On February 28, 1949, the Board of Directors of the Federal Reserve Bank of San Francisco authorizes the construction of a building for the bank's Seattle branch. The branch had occupied leased quarters since its establishment in 1917. By authorizing the building of a permanent home for the branch, the bank indicates its confidence in Seattle's future as a financial center for the northern portion of the Twelfth Federal Reserve District.
The Federal Reserve Bank of San Francisco, formed in 1914, served the Twelfth Federal Reserve District, which encompassed nine Western states. Its territory covered about one-third of the land area of the United States. In order to better serve its far-flung territory, the bank opened branch offices in Seattle, Spokane, and Portland in 1917. The Spokane branch closed in 1938, but Seattle and Portland, along with branches established later in Salt Lake City, Los Angeles, and Phoenix, still operate in 2008.
The Seattle branch handled currency, processed checks, sold Treasury bonds, and made loans to banks in the northern portion of the Twelfth District. During wartime it helped local industries meet increased demand by providing loans to local banks, which then provided financing to those industries. In some cases the bank guaranteed loans made by banks to defense industries.
For its first three decades, the branch occupied leased quarters in downtown Seattle. When its operations outgrew its quarters in the Baillargeon Building in the late 1940s, the bank's board of directors decided to construct a permanent home for the branch at the corner of 2nd Avenue and Madison Street.

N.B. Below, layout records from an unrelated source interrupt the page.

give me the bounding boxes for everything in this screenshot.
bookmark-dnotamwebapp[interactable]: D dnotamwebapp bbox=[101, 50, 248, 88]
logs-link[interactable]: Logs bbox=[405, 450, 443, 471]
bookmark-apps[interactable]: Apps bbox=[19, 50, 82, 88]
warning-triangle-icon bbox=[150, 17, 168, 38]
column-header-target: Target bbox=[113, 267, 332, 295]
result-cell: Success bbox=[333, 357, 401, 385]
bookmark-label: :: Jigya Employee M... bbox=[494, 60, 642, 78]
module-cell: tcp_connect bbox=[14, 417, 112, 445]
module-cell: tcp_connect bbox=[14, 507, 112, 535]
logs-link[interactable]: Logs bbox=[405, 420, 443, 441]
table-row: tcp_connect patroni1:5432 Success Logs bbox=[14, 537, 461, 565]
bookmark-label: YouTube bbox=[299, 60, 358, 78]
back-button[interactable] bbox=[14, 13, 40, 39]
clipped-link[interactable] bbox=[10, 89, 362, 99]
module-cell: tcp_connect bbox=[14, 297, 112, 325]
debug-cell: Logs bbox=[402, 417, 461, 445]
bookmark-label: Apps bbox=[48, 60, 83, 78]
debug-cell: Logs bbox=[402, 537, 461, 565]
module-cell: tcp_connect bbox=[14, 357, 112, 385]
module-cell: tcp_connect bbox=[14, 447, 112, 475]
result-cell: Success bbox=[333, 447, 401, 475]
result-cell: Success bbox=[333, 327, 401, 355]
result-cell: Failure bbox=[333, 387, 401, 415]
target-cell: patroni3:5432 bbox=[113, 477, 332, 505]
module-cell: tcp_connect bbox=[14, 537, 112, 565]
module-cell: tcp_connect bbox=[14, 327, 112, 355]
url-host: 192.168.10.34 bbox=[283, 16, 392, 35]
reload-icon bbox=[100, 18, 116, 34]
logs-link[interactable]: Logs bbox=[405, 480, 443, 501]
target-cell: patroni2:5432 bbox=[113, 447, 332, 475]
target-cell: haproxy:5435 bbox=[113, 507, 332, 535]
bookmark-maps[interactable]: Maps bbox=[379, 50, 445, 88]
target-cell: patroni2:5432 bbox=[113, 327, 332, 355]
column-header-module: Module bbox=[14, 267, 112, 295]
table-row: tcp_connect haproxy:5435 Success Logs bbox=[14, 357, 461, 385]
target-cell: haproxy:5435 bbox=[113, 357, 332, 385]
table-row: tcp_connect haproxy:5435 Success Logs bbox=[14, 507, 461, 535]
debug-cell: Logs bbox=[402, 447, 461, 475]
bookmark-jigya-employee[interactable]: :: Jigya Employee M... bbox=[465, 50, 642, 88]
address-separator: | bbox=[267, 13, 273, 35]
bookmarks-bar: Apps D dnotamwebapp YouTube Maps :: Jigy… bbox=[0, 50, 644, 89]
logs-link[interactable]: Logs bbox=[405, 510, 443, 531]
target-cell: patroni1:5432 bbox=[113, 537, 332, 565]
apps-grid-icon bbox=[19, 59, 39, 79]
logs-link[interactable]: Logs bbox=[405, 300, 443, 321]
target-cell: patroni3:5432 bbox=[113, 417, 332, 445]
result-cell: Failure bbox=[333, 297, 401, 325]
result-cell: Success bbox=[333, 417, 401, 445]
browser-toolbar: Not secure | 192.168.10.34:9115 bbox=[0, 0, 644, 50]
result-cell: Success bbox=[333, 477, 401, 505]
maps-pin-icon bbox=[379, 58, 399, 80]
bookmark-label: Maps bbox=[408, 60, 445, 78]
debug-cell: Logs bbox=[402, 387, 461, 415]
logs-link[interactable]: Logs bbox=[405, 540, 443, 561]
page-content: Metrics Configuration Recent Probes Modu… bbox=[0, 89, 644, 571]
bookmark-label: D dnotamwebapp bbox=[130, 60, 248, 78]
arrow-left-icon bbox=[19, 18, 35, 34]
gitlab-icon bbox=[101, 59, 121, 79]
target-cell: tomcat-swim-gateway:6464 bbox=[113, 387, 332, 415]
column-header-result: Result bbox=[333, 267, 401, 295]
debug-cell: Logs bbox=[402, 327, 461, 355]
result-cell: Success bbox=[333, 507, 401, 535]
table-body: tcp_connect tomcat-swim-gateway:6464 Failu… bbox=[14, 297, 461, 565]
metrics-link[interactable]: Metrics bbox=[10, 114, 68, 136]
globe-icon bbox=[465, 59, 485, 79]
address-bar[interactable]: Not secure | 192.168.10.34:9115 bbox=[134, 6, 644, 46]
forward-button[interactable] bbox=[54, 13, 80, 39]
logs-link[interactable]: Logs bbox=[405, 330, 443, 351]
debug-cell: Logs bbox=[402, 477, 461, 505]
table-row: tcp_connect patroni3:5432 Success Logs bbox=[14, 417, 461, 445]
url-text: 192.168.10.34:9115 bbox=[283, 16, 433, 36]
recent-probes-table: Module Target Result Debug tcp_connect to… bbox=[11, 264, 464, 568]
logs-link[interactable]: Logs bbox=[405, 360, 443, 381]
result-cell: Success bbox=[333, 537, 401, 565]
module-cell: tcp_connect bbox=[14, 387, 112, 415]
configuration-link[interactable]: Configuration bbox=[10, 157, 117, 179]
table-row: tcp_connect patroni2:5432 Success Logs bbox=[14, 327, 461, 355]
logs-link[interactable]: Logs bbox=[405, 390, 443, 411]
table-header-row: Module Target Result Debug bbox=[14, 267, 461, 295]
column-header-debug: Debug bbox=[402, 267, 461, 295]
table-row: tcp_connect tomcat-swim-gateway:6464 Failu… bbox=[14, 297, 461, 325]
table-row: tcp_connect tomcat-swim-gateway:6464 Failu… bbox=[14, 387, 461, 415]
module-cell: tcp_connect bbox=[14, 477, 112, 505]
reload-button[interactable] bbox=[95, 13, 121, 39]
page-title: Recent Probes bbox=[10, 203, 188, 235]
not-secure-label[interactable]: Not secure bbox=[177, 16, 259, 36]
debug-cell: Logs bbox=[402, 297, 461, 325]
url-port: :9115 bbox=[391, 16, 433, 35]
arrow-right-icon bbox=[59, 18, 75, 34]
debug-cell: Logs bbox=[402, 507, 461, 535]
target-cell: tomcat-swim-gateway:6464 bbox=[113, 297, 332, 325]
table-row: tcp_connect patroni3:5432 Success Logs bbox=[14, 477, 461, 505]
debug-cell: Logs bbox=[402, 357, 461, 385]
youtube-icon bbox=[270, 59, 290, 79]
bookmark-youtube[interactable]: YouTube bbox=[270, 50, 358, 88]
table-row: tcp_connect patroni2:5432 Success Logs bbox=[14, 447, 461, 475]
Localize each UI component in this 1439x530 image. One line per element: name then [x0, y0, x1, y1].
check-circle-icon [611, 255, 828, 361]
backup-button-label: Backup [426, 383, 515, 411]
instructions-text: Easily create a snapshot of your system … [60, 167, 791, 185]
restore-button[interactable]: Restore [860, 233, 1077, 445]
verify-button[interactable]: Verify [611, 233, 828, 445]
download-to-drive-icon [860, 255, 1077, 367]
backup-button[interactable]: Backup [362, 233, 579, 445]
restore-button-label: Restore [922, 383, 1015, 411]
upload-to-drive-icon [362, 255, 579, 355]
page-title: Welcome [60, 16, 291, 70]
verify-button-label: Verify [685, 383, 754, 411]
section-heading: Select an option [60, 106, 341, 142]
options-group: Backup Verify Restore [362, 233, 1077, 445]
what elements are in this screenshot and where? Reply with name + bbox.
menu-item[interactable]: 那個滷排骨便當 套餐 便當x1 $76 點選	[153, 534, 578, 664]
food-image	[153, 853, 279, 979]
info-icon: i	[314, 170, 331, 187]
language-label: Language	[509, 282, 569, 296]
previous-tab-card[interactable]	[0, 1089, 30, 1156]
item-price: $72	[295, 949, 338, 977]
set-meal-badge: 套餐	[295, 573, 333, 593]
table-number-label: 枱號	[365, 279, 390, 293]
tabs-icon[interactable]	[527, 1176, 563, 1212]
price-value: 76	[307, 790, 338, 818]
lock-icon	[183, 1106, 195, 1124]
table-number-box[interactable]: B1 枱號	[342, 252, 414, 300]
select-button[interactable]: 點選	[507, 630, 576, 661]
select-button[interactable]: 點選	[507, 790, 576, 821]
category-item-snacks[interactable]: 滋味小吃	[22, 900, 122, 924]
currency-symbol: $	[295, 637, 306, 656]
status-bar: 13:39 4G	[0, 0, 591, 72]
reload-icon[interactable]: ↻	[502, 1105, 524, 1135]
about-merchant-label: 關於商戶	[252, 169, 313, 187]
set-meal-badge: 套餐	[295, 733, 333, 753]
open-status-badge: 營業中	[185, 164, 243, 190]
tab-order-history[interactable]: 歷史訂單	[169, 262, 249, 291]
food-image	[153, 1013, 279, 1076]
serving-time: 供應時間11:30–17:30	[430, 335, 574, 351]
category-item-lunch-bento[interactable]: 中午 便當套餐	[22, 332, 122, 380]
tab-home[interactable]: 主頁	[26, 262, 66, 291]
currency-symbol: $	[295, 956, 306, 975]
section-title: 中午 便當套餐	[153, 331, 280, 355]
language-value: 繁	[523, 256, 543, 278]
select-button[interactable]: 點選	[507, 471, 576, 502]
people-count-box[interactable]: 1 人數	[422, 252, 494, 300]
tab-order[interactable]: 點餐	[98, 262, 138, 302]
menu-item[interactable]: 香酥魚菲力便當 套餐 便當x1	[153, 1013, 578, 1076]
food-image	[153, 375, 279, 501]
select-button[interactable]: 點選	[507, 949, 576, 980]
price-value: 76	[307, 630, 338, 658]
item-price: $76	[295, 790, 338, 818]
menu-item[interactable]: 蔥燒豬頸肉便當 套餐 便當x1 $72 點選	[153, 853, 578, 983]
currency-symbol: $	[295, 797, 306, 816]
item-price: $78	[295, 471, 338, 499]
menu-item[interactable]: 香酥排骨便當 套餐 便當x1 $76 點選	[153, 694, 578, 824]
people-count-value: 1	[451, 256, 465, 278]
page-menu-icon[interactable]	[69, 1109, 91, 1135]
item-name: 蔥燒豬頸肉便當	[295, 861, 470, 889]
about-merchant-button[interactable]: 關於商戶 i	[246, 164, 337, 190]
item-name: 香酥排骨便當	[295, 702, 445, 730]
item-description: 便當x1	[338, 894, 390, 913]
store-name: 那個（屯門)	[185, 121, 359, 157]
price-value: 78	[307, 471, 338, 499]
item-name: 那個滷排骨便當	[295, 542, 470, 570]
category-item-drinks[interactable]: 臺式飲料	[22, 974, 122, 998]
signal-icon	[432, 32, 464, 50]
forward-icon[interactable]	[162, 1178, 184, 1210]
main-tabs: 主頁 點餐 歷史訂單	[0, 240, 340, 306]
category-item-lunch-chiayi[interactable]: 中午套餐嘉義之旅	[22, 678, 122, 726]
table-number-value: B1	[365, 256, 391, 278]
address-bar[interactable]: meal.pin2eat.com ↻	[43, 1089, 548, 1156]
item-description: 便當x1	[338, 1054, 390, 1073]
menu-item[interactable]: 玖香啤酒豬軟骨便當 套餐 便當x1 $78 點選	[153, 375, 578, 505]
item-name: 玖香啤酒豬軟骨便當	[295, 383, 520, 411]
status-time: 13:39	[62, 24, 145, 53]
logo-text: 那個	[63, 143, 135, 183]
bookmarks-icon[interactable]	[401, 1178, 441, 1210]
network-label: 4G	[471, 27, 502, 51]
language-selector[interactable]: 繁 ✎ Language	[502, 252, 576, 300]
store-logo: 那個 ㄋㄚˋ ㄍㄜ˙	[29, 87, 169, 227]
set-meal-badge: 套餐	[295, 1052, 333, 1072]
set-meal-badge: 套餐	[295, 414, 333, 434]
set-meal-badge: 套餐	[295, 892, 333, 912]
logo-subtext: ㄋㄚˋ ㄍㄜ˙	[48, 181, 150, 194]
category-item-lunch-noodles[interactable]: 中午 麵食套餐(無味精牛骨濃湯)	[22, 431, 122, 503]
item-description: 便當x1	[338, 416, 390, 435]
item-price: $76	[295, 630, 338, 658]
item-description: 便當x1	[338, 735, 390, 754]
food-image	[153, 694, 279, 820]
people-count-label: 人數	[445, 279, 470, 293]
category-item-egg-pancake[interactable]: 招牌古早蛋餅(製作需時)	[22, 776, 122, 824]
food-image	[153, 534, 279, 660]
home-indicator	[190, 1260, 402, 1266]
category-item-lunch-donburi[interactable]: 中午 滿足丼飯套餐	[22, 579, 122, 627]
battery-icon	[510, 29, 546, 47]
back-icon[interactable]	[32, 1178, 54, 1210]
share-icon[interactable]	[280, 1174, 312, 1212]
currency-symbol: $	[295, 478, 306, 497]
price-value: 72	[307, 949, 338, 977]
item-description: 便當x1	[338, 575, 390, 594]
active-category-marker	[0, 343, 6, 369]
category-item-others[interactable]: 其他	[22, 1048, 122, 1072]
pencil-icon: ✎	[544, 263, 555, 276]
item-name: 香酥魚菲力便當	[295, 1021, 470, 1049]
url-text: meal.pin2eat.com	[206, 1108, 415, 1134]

By authorizing a building in Seattle, the board of directors expressed their confidence in Seattle's position as a regional financial center. At the dedication ceremony for the building in April 1950, C. E. Earhart, the president of the board of directors in San Francisco, said the building was a, "testimony to the system's belief in the future of the Pacific Northwest" ("New Building is Dedicated").
The building housed the branch for more than half of a century, until operations were moved to a new building in Renton in 2008.